3 min read

Top tips to designing the User Interface to Perfection

Famous Designer Dieter Rams of the Braun company once said that Good Design is making something intelligible while a great design is making something meaningful.

What is a User Interface?

User Interface or UI is, in essence, designing visual interfaces for machines and software, which Mr. Rams puts eloquently as ‘Memorable and Meaningful

Why is better designing of User Interface significant?

UI design provides solutions through its interfaces by anticipating what the users might want and facilitate those actions—in short, Maximizing serviceability while maintaining and disclosing radical information.

We may have come across the terms User Interface (UI) and User Experience (UX) simultaneously quite a few times.  UX and UI are both design disciplines, and they are both related to each other but are very different. UX design is a little bit analytical, whereas UI design is a bit more visual.

Still confused? This analogy would clear your doubts :

  • A UI without a UX is like a painter throwing his paints randomly on the canvas with the hope that it would look good but in reality, it doesn’t.
  • A UX designer will pass off the skeleton, and the UI designer will put up the skin to complete the body and some clothes to enhance it up more!

As we now know what UI and UX design are, let us know more about what constructs as a better designing of the User interface.

Why do we need a good UI design? 

Primarily, the user would want his work to be facilitated easily and be enhanced too. While designing the User Interface, a designer would consider the user’s needs and motives to provide comfort and better action utility.

Now, let us look at some tips on designing the User Interface:

Setting your destination

  • A clear call to action is one of the most important things. In general terms, it means that the user must take on an activity and achieve it.
  • A good user experience leads the user through the channel and takes them exactly where they need to go. It thereby makes things accessible, really easy and not hiding your primary action or secondary activities.
  • Before you start your project, you need to define your path or design for the project.

Reducing the visual clutter

People only have so much mental energy to devote to your project, and so the more you strip away that clutter, the more you’re helping your users be focused and hone in their desired actions.

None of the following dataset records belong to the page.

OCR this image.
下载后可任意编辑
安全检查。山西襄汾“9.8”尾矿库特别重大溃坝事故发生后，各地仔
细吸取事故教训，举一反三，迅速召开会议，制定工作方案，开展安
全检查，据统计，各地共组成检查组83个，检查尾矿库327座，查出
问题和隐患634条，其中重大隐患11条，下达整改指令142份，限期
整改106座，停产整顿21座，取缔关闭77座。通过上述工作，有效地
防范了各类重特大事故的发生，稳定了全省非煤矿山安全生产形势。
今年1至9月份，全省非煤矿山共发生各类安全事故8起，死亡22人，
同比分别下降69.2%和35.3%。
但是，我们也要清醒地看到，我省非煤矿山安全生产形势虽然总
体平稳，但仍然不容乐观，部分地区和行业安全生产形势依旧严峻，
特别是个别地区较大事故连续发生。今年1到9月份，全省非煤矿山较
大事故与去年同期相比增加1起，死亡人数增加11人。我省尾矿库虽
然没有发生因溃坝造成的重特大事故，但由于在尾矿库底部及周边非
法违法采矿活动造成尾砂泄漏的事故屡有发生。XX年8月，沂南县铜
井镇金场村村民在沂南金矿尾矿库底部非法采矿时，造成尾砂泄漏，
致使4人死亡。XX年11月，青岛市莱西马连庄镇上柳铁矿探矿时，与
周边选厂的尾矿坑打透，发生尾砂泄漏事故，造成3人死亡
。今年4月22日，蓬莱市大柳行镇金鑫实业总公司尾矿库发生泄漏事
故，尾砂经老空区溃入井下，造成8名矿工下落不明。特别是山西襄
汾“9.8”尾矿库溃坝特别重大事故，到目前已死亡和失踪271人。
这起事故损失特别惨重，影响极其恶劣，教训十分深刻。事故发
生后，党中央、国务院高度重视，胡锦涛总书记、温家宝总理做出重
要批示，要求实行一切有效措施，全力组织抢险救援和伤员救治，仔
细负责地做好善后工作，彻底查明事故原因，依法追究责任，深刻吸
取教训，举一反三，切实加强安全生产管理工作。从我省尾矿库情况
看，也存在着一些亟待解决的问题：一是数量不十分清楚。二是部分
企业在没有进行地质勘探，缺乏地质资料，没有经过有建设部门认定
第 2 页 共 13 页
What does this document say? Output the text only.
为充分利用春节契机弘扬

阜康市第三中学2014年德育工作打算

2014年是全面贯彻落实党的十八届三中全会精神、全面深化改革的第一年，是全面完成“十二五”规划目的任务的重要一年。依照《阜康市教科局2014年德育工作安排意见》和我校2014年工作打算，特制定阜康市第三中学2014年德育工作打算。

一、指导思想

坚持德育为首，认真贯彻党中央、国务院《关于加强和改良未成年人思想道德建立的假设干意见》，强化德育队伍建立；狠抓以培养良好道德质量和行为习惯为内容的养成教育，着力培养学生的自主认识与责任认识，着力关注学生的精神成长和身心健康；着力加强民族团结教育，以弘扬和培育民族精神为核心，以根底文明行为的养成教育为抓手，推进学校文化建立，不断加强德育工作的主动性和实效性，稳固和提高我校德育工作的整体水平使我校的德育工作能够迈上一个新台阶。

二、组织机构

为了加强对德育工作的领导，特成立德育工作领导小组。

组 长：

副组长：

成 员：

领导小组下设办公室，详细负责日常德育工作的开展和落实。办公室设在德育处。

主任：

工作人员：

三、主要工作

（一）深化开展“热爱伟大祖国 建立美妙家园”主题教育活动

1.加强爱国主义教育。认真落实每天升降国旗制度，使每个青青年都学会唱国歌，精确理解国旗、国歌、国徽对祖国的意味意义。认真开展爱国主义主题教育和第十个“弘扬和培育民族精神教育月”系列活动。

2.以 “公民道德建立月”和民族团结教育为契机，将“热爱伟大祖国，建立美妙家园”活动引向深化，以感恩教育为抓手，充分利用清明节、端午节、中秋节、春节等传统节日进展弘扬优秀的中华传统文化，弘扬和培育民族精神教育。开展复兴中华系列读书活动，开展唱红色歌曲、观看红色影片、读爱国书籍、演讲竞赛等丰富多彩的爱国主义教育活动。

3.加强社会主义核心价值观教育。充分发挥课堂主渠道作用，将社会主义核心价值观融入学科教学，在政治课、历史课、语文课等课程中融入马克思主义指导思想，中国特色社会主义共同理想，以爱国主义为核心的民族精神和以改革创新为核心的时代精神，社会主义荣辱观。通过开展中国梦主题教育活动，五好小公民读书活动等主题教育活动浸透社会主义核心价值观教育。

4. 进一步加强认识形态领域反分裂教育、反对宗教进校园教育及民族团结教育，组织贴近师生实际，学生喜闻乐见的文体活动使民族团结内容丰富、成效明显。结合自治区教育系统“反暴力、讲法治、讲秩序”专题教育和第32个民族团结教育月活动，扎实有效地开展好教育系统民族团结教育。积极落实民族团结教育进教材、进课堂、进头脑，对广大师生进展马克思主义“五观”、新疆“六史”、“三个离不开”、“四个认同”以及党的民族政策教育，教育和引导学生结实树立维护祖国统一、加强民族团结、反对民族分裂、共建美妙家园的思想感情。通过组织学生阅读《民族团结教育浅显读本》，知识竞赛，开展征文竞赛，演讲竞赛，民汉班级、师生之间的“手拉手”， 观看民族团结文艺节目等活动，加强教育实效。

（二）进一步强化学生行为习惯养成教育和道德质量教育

      E.g., I love options, and I think everybody loves options. Still, you know what it feels like to walk into that Italian restaurant with a hundred and fifty things on the menu you stare at forever versus walking into a niche restaurant that has five items on the menu.  It is always easier to look at condensed, understandable, yet easier to decide options than focussing on clutter and getting disorganized in your head.

Reduce the number of text

  • It is a fact that people don’t read; they scan through. Please don’t make your users scroll forever to find their desired information.
  • Avoid using complicated words and use layman’s term to make it user friendly 
  • Indeed, a picture’s worth a thousand words, but while designing the user interface, try not to obstruct your user visuals with all the picture clusters.

Avoid too many blank spaces

  • White space gives the visual that the work was done in a hurry and disorganized manner. 
  • Let your designs breathe and avoid boxing things in. Open things up, remove the borders and the lines. Let things have a little room to operate and thereby allow users to navigate effortlessly.

Load time of the project

This is vital when designing the user interface. 

  • No user wants to wait inevitably for the application to load. This can be achieved with less clutter of images and text but make sure you include what is necessary.
  • Consider making the picture to load first than the text as this would retain the users with interest and would be waiting curiously.

Minimalistic yet effective

  • You would not want your users to feel clustered with a lot of tabs and buttons. 
  • While designing the user interface, a simple interface yet eye-pleasing key features like colour, contrast, optimum white space could make the users connect to your design more efficiently.


Many companies create an excellent application, but they lack focus on designing, which leads to the downfall of the application. UI and UX design are always paired together as they are complementary to each other. In short, you need good brains to create an excellent app, but you need great design skills to make the application successful.